Linie
In diesem Kapitel schauen wir uns an, was Mathematiker unter einer Linie verstehen.
Erforderliches Vorwissen
Vom Punkt zur Linie
Das Grundelement der Geometrie ist der Punkt. Wir wissen bereits:
Ein Punkt repräsentiert eine exakte Position.
Stell dir vor, du bist gerade in der Apotheke (Punkt $A$
), um für deine Oma ein paar Medikamente abzuholen. Plötzlich ruft deine Mutter an. Sie bittet dich, auf dem Weg nach Hause noch ein paar Brötchen beim Bäcker (Punkt $B$
) mitzunehmen. Damit deine Mutter weiß, wo du dich gerade so herumtreibst, hat sie heimlich auf deinem Smartphone eine App installiert, die es ihr ermöglicht, deine Positionsveränderungen mitzuverfolgen. Vorsicht: BIG MAMA IS WATCHING YOU!
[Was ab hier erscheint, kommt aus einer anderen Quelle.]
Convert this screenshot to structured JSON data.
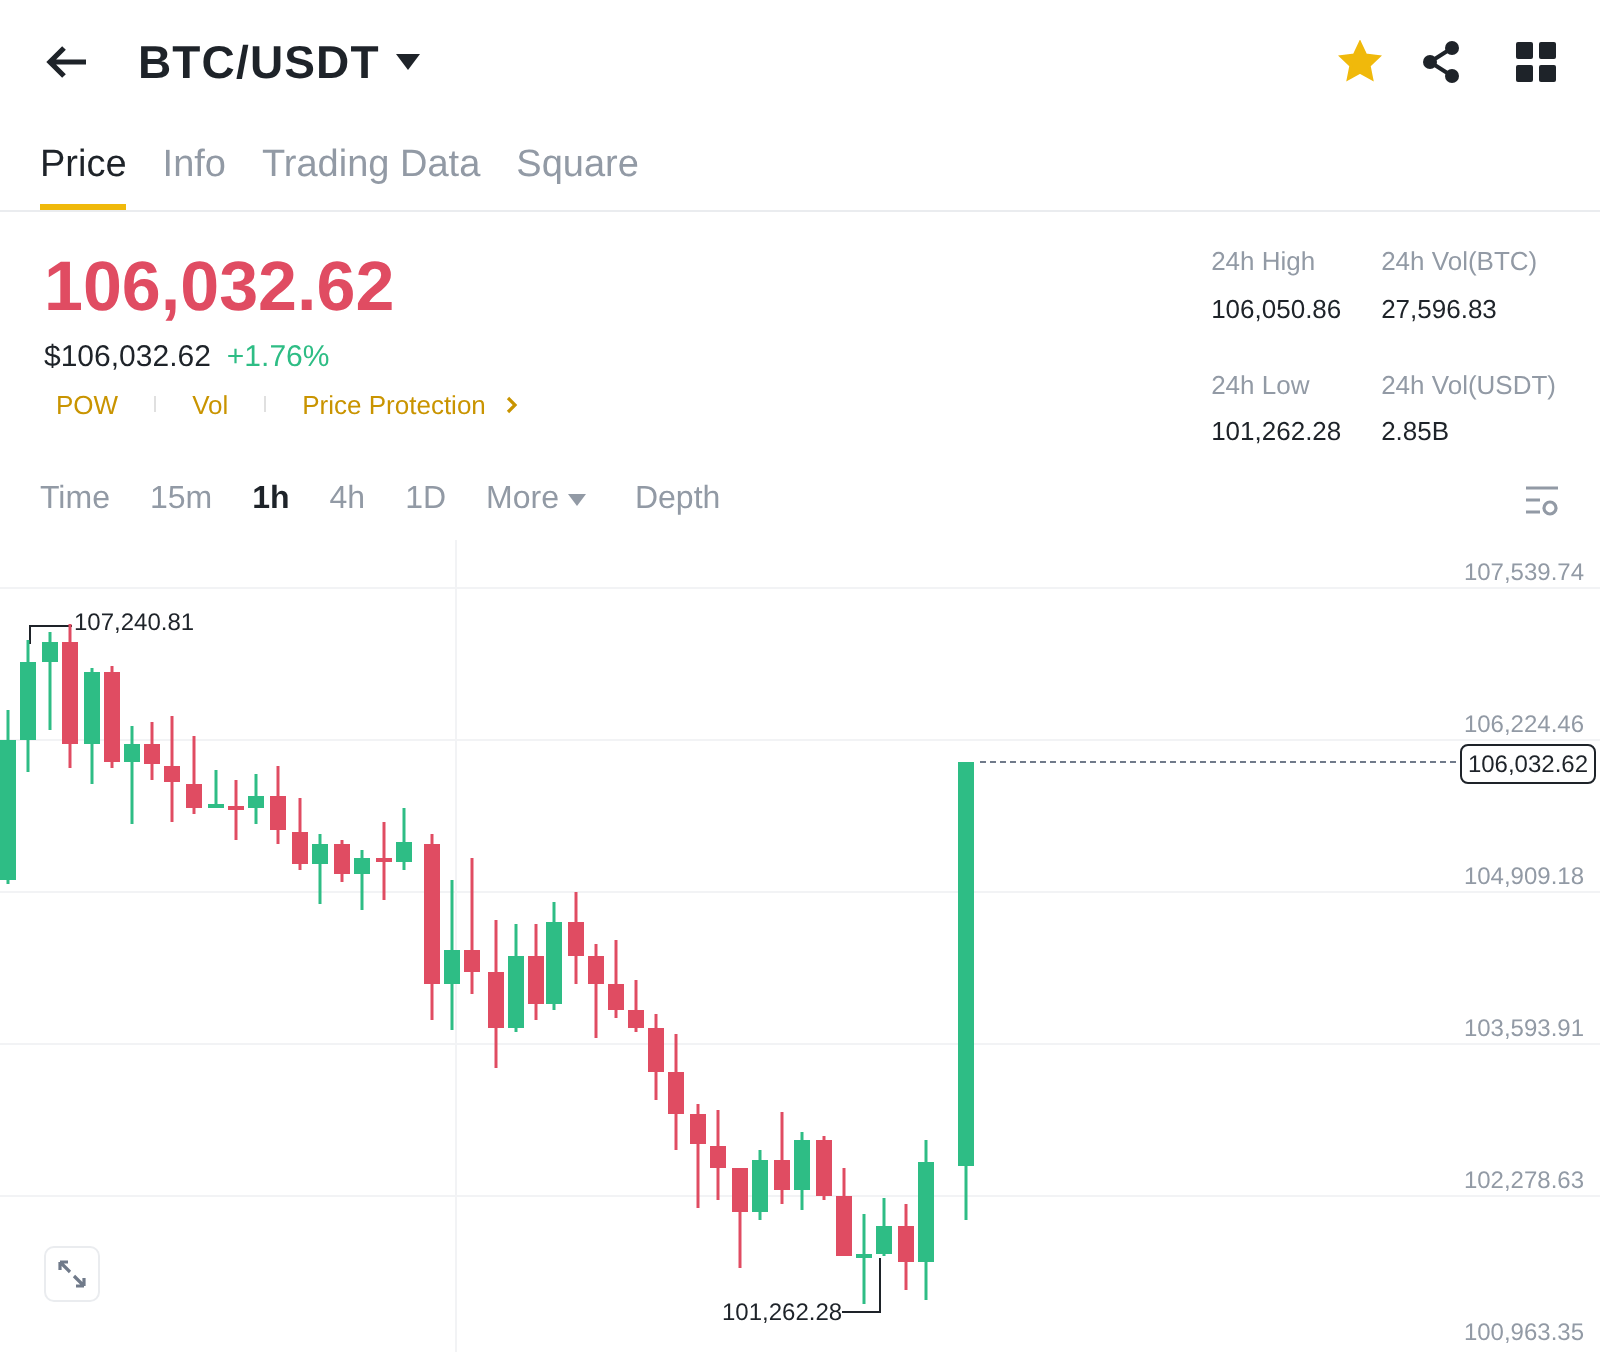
{
  "header": {
    "title": "BTC/USDT",
    "favorite": true
  },
  "tabs": [
    {
      "label": "Price",
      "selected": true
    },
    {
      "label": "Info",
      "selected": false
    },
    {
      "label": "Trading Data",
      "selected": false
    },
    {
      "label": "Square",
      "selected": false
    }
  ],
  "price": {
    "last": "106,032.62",
    "usd": "$106,032.62",
    "change": "+1.76%",
    "tags": [
      "POW",
      "Vol",
      "Price Protection"
    ]
  },
  "stats": [
    {
      "label": "24h High",
      "value": "106,050.86"
    },
    {
      "label": "24h Vol(BTC)",
      "value": "27,596.83"
    },
    {
      "label": "24h Low",
      "value": "101,262.28"
    },
    {
      "label": "24h Vol(USDT)",
      "value": "2.85B"
    }
  ],
  "intervals": [
    {
      "label": "Time",
      "kind": "interval",
      "selected": false
    },
    {
      "label": "15m",
      "kind": "interval",
      "selected": false
    },
    {
      "label": "1h",
      "kind": "interval",
      "selected": true
    },
    {
      "label": "4h",
      "kind": "interval",
      "selected": false
    },
    {
      "label": "1D",
      "kind": "interval",
      "selected": false
    },
    {
      "label": "More",
      "kind": "dropdown",
      "selected": false
    },
    {
      "label": "Depth",
      "kind": "interval",
      "selected": false
    }
  ],
  "chart": {
    "y_axis": [
      "107,539.74",
      "106,224.46",
      "104,909.18",
      "103,593.91",
      "102,278.63",
      "100,963.35"
    ],
    "high_label": "107,240.81",
    "low_label": "101,262.28",
    "current_price": "106,032.62"
  }
}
Positionsübermittlung alle 30 Sekunden
Die kostenlose Version der App übermittelt deine aktuelle Position alle 30 Sekunden. Die blauen Punkte (deine Position im Zeitablauf) verraten deiner Mutter, ob du direkt zum Bäcker gegangen bist oder erst noch bei deiner besten Freundin vorbeigeschaut hast.
Positionsübermittlung alle 15 Sekunden
Für eine einmalige Zahlung von 2,99 € werden die Positionsdaten doppelt so oft übermittelt. Deine Mutter kann sich dadurch ein noch besseres Bild von deiner Bewegung machen.
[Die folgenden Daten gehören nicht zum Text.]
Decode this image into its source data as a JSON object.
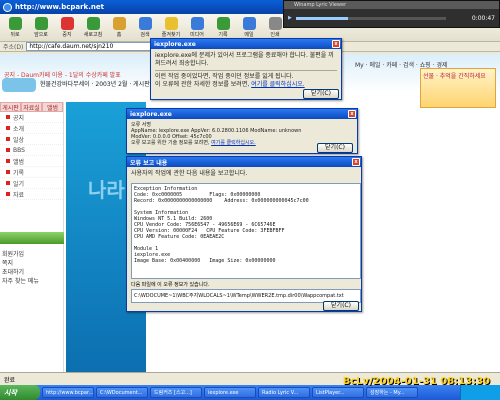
{
  "browser": {
    "title": "http://www.bcpark.net",
    "address_label": "주소(D)",
    "address": "http://cafe.daum.net/sjn210",
    "toolbar": [
      {
        "label": "뒤로",
        "icon": "back-icon",
        "color": "#3a9a3a"
      },
      {
        "label": "앞으로",
        "icon": "forward-icon",
        "color": "#3a9a3a"
      },
      {
        "label": "중지",
        "icon": "stop-icon",
        "color": "#d33"
      },
      {
        "label": "새로고침",
        "icon": "refresh-icon",
        "color": "#3a9a3a"
      },
      {
        "label": "홈",
        "icon": "home-icon",
        "color": "#d8a030"
      },
      {
        "label": "검색",
        "icon": "search-icon",
        "color": "#3a7ad8"
      },
      {
        "label": "즐겨찾기",
        "icon": "favorites-icon",
        "color": "#e8c030"
      },
      {
        "label": "미디어",
        "icon": "media-icon",
        "color": "#3a7ad8"
      },
      {
        "label": "기록",
        "icon": "history-icon",
        "color": "#3a9a3a"
      },
      {
        "label": "메일",
        "icon": "mail-icon",
        "color": "#3a7ad8"
      },
      {
        "label": "인쇄",
        "icon": "print-icon",
        "color": "#888"
      }
    ],
    "status": "완료"
  },
  "webpage": {
    "crumb": "공지 - Daum카페 이용 - 1달의 수상카페 발표",
    "cafe_title": "현물건강바다무세이 · 2003년 2월 · 게시판",
    "nav_links": "My · 메일 · 카페 · 검색 · 쇼핑 · 경제",
    "ad_text": "선물 · 추억을 간직하세요",
    "tabs": [
      "게시판",
      "자료실",
      "앨범"
    ],
    "menu_items": [
      "공지",
      "소개",
      "일상",
      "BBS",
      "앨범",
      "기록",
      "일기",
      "자료"
    ],
    "side_tools": [
      "회원가입",
      "쪽지",
      "초대하기",
      "자주 찾는 메뉴"
    ],
    "nara_text": "나라"
  },
  "dialog_small": {
    "title": "iexplore.exe",
    "line1": "iexplore.exe에 문제가 있어서 프로그램을 종료해야 합니다. 불편을 끼쳐드려서 죄송합니다.",
    "line2": "이런 작업 중이었다면, 작업 중이던 정보를 잃게 됩니다.",
    "line3": "이 오류에 관한 자세한 정보를 보려면,",
    "link": "여기를 클릭하십시오.",
    "close_label": "닫기(C)"
  },
  "dialog_mid": {
    "title": "iexplore.exe",
    "heading": "오류 서명",
    "line1": "AppName: iexplore.exe    AppVer: 6.0.2800.1106    ModName: unknown",
    "line2": "ModVer: 0.0.0.0    Offset: 45c7c00",
    "line3": "오류 보고를 위한 기술 정보를 보려면,",
    "link": "여기를 클릭하십시오.",
    "close_label": "닫기(C)"
  },
  "dialog_report": {
    "title": "오류 보고 내용",
    "intro": "사용자의 작업에 관한 다음 내용을 보고합니다.",
    "report_lines": "Exception Information\nCode: 0xc0000005         Flags: 0x00000000\nRecord: 0x0000000000000000    Address: 0x000000000045c7c00\n\nSystem Information\nWindows NT 5.1 Build: 2600\nCPU Vendor Code: 756E6547 - 49656E69 - 6C65746E\nCPU Version: 00000F24   CPU Feature Code: 3FEBFBFF\nCPU AMD Feature Code: 0EAEAE2C\n\nModule 1\niexplore.exe\nImage Base: 0x00400000   Image Size: 0x00000000",
    "path_label": "다음 파일에 이 오류 정보가 있습니다.",
    "path": "C:\\WDOCUME~1\\WBC주지WLOCALS~1\\WTemp\\WWER2E.tmp.dir00\\Wappcompat.txt",
    "close_label": "닫기(C)"
  },
  "lyric": {
    "title": "Winamp Lyric Viewer",
    "time": "0:00:47",
    "progress": 0.35
  },
  "taskbar": {
    "start_label": "시작",
    "tasks": [
      "http://www.bcpar...",
      "C:\\WDocument...",
      "드림커즈 [스고...]",
      "iexplore.exe",
      "Radio Lyric V...",
      "ListPlayer...",
      "성장하는 - My..."
    ]
  },
  "stamp": "BcLv/2004-01-31 08:13:30"
}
Positionsübermittlung in Echtzeit
Die vom Verband für Helikopter-Eltern geforderte Echtzeitüberwachung kam kürzlich als Abo-Version auf den Markt. Für nur 4,99 € pro Monat weiß deine Mutter immer, wo du dich gerade aufhälst. Besser geht es nicht!
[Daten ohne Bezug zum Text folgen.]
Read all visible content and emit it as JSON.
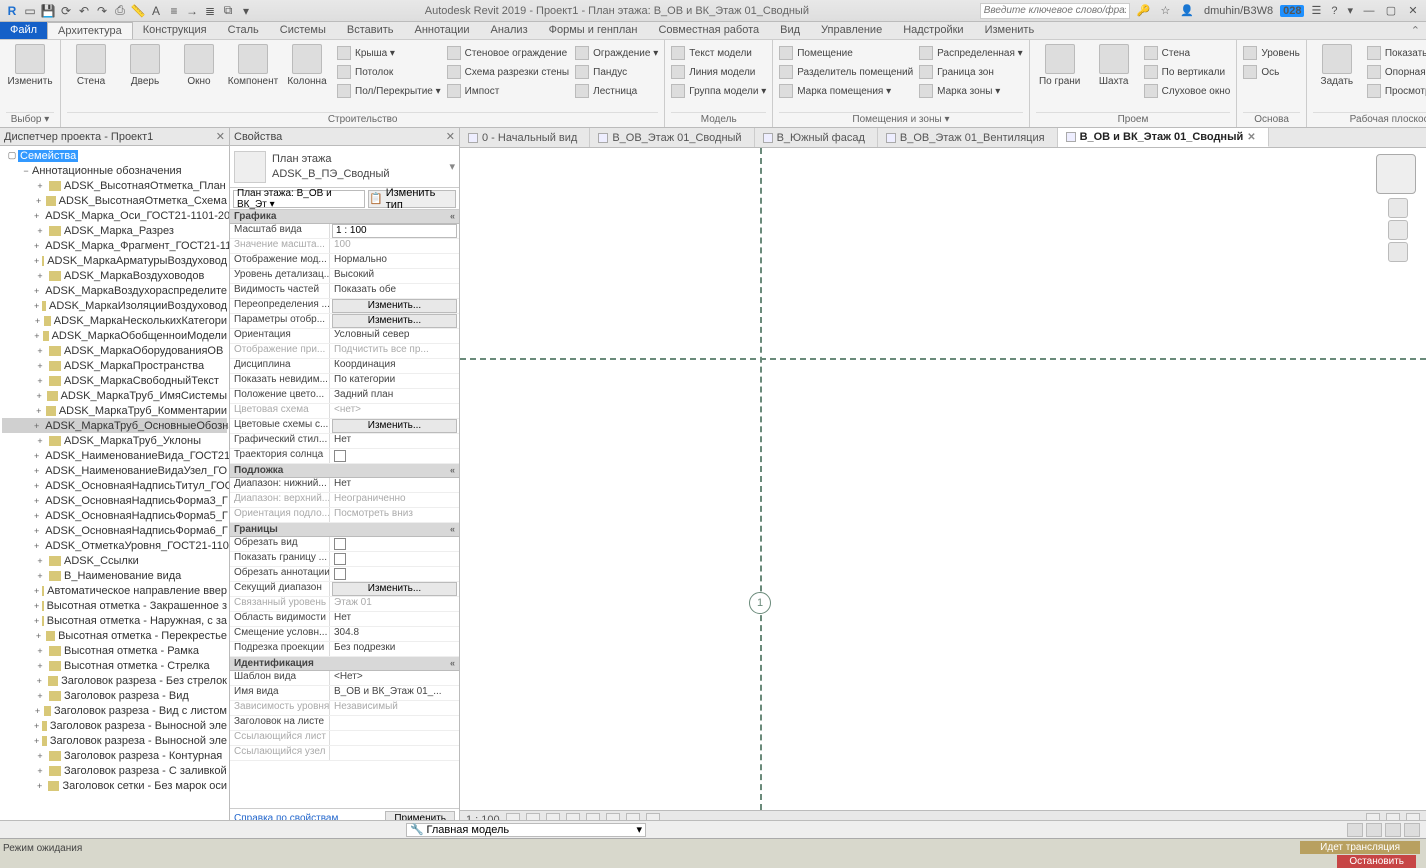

Das obige Horrorszenario sollte dir zeigen, was eine Linie in der Mathematik darstellt:
Eine Linie repräsentiert einen Weg.
Wenn wir Normalbürger von einem Weg sprechen, dann stellen sich dem Mathematiker von nebenan die Nackenhaare auf. Für ihn ist jede Linie nämlich eine unendliche Punktmenge.
Jede Linie ist eine unendliche Punktmenge.
Diese Betrachtungsweise ist nachvollziehbar, wenn wir uns klarmachen, wie eine Linie entsteht.
Zurück zum Horrorszenario: Deine Mutter kann in Echtzeit mitverfolgen, wie du von der Apotheke zum Bäcker gehst.
Der blaue Punkt ist deine aktuelle Position. Die Linie, die durch die Bewegung des Punktes entsteht, ist nichts anderes als die Menge aller Positionen (Punkte), die du auf deinem Weg zum Bäcker abgelaufen bist. Logisch, oder?
Wir merken uns:
Eine Linie entsteht durch die Bewegung eines Punktes.
Dass eine Linie eine Punktmenge ist, leuchtet ein. Aber wieso ist diese Menge unendlich groß?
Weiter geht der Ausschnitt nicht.